Within weeks of the discovery several museums around the country had made offers to buy the hull of the ship. “The top offer was $20,000” Page said. Clements was the discoverer of the wreck. He said it was hard to describe the thrill when he spotted one of the wooden pegs sticking out of the sand after the storm. He tried to yank it up but couldn’t budge it. He decided then that it must be attached to something big which further excavation revealed. Realizing the value of the discovery, Clements immediately pitched a tent over the spot. From that time on at least one of the men was present at all times. Clements said he kept a shotgun nearby but never felt threatened. Clements and his partners also posted claims at five other sites that had been uncovered during the storm but this was the one that held the most promise. Hundreds of sightseers descended upon the site to watch the diggings and for the most part were very cooperative. But some of them were not as nice and began digging holes of their own. “We just ignore them” Clements said at the time. “We let them dig until they get tired. That’s the way to fix that.

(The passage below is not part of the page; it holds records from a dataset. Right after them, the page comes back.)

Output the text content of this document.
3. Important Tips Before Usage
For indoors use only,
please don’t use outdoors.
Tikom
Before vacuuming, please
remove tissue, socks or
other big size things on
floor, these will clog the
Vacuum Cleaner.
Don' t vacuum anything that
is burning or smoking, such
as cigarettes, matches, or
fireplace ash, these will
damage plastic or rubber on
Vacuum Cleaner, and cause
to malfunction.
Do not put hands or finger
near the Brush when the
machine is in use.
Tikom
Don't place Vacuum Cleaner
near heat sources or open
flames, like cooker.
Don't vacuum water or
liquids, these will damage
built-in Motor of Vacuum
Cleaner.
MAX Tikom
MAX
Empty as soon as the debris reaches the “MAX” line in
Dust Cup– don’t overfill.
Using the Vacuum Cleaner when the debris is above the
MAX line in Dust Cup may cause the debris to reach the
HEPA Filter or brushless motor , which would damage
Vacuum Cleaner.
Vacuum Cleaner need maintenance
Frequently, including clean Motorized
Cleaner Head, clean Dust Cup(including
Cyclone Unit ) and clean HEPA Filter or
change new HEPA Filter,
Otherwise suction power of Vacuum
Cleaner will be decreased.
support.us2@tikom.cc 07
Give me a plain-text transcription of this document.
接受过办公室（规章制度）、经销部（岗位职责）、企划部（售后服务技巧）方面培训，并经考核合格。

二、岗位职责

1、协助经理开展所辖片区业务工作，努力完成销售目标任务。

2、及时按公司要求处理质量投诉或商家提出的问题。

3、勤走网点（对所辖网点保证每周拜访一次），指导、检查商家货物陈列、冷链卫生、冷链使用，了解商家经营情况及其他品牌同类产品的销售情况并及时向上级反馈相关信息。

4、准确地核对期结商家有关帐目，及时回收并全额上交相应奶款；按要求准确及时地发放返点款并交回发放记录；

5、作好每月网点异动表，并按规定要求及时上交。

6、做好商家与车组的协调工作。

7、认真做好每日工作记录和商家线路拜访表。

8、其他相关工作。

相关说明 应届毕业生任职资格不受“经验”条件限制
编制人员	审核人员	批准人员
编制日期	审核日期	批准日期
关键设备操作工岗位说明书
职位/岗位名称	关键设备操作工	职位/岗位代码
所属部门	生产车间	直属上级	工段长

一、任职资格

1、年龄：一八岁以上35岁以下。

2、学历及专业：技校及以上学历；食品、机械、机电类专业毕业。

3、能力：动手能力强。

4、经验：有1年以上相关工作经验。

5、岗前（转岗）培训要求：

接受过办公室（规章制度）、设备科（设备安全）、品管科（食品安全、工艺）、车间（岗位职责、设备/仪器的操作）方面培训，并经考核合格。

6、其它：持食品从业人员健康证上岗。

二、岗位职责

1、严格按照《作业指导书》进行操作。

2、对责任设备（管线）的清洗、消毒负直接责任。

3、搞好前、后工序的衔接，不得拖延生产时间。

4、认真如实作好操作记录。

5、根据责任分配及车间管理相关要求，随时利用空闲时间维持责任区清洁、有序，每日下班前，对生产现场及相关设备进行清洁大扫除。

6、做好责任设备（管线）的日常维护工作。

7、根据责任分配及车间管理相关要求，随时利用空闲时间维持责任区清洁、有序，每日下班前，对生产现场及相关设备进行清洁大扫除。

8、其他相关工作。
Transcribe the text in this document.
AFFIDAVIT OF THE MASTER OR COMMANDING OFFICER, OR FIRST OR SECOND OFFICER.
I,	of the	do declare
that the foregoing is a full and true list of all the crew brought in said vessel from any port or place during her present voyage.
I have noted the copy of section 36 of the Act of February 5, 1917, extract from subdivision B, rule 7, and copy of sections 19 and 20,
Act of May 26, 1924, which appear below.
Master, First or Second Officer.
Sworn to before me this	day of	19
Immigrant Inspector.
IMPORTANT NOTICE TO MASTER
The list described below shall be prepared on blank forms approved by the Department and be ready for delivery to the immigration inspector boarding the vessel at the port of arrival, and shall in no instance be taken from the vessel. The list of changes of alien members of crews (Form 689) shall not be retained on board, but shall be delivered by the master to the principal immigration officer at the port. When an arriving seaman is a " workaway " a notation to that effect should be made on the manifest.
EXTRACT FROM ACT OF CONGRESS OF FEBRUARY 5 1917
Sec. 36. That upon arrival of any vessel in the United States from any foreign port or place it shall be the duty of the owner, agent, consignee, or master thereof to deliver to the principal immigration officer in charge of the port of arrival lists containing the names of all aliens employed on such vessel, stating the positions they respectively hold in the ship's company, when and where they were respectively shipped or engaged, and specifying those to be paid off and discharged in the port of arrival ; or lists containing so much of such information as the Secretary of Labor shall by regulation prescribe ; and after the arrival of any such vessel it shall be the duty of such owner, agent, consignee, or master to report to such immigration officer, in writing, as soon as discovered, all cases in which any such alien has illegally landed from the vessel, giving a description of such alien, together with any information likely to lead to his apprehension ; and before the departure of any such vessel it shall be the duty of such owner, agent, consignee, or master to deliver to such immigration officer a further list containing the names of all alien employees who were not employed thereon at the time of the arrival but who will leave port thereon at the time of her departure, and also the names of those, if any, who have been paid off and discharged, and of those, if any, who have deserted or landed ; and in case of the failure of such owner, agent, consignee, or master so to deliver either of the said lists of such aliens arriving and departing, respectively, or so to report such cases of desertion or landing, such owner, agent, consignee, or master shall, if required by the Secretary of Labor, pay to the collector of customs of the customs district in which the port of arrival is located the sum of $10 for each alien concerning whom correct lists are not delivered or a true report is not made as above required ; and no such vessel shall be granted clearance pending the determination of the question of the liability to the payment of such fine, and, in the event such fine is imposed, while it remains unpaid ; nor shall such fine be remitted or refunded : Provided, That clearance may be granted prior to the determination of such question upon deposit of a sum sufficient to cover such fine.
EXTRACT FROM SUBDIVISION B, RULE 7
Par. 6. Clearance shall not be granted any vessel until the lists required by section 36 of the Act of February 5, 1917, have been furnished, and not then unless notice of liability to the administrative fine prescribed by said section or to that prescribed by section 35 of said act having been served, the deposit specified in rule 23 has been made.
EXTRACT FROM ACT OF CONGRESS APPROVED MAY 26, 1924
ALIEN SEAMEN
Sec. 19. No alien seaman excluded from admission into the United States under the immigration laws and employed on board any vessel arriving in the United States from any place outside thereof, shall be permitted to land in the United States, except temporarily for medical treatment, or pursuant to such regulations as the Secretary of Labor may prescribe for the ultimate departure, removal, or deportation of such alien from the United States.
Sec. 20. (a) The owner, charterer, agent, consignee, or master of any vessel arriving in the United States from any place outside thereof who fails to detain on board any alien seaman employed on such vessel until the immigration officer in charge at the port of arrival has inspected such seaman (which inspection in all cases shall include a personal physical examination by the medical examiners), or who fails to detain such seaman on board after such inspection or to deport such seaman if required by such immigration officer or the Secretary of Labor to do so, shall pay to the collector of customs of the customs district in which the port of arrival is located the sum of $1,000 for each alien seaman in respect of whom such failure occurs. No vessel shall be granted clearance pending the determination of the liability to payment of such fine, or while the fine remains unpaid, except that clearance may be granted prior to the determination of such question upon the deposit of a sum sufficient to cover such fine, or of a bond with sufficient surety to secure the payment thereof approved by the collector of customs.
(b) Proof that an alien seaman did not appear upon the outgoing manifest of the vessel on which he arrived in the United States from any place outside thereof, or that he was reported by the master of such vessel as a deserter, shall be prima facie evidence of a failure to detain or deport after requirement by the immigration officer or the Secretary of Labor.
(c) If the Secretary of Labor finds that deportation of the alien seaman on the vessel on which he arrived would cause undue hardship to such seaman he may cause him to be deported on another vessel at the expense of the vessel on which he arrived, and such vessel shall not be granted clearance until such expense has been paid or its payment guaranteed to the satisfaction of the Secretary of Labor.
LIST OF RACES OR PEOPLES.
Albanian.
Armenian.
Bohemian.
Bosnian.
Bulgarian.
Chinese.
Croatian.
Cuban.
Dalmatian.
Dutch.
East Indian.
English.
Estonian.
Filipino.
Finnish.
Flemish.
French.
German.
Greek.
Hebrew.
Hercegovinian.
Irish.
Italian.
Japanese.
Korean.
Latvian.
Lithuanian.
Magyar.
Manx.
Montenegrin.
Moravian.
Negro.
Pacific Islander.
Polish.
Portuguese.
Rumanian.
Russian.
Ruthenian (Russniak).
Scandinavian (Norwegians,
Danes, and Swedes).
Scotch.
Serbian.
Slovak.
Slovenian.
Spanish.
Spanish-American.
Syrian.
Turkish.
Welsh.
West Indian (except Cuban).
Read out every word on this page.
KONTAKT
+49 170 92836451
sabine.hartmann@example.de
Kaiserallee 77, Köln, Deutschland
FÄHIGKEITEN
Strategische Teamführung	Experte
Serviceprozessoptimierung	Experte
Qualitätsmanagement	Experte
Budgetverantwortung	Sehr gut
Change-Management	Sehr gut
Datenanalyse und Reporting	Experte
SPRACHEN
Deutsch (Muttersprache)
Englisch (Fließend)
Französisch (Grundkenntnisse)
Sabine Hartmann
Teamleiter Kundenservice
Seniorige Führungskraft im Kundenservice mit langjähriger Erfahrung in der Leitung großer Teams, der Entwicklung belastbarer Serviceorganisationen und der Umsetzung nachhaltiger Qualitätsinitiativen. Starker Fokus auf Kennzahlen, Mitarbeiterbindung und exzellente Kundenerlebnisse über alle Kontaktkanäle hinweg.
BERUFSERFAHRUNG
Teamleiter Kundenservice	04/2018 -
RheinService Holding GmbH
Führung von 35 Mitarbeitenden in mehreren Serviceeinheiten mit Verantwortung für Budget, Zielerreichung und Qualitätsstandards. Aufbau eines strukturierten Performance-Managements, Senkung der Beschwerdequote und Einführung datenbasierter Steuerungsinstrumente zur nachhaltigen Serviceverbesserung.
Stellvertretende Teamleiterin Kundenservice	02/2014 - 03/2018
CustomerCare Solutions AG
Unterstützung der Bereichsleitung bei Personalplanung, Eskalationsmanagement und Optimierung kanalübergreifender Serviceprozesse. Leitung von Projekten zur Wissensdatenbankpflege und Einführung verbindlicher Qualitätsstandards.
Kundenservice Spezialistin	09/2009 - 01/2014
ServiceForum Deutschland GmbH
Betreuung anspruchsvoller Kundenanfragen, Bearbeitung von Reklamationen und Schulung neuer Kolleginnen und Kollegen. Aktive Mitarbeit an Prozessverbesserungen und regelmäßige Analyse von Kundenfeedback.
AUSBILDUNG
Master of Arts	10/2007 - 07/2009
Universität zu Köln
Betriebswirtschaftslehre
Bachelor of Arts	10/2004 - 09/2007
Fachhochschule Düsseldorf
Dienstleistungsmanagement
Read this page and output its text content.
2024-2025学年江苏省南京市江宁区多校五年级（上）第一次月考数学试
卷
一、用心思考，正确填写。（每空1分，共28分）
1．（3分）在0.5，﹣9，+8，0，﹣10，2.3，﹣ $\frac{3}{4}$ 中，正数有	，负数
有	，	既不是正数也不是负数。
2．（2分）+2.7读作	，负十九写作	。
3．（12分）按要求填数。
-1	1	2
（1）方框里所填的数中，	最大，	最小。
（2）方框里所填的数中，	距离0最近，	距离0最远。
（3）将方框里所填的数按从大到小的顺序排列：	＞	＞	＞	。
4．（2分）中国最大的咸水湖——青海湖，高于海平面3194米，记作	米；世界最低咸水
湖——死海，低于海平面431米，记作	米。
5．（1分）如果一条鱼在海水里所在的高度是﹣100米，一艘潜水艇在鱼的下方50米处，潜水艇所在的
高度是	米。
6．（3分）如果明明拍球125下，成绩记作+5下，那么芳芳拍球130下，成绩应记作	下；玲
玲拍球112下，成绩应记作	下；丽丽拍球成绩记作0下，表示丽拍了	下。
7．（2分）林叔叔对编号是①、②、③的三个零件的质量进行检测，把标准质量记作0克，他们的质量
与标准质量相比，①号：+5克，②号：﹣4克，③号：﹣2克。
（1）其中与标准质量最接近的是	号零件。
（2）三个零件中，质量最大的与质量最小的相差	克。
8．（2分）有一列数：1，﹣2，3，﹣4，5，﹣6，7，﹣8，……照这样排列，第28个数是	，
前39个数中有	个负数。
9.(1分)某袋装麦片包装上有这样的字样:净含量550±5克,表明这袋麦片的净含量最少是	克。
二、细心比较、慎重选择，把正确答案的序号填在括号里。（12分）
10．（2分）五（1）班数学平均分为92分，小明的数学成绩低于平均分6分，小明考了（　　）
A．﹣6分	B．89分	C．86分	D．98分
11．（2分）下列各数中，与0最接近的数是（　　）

Some of them have pretty big mouths too,” he added.
Texas State Archaeologist Curtis Tunnell was unable to determine the age of the vessel though he did feel it was not a Spanish galleon and dated it somewhere in the mid-1800s. Page and French disagreed, pointing out that lead sheeting fastened with bronze nails indicated the ship was not early American or English as it was the custom for shipwrights in both those countries to use copper nails to fasten lead sheeting. We may never know whether this is where Joe and his family spent their vacations but it was discoveries like these that led to the Texas State Legislature writing a new Antiquities law that expressly forbids any excavation of shipwrecks found on public land.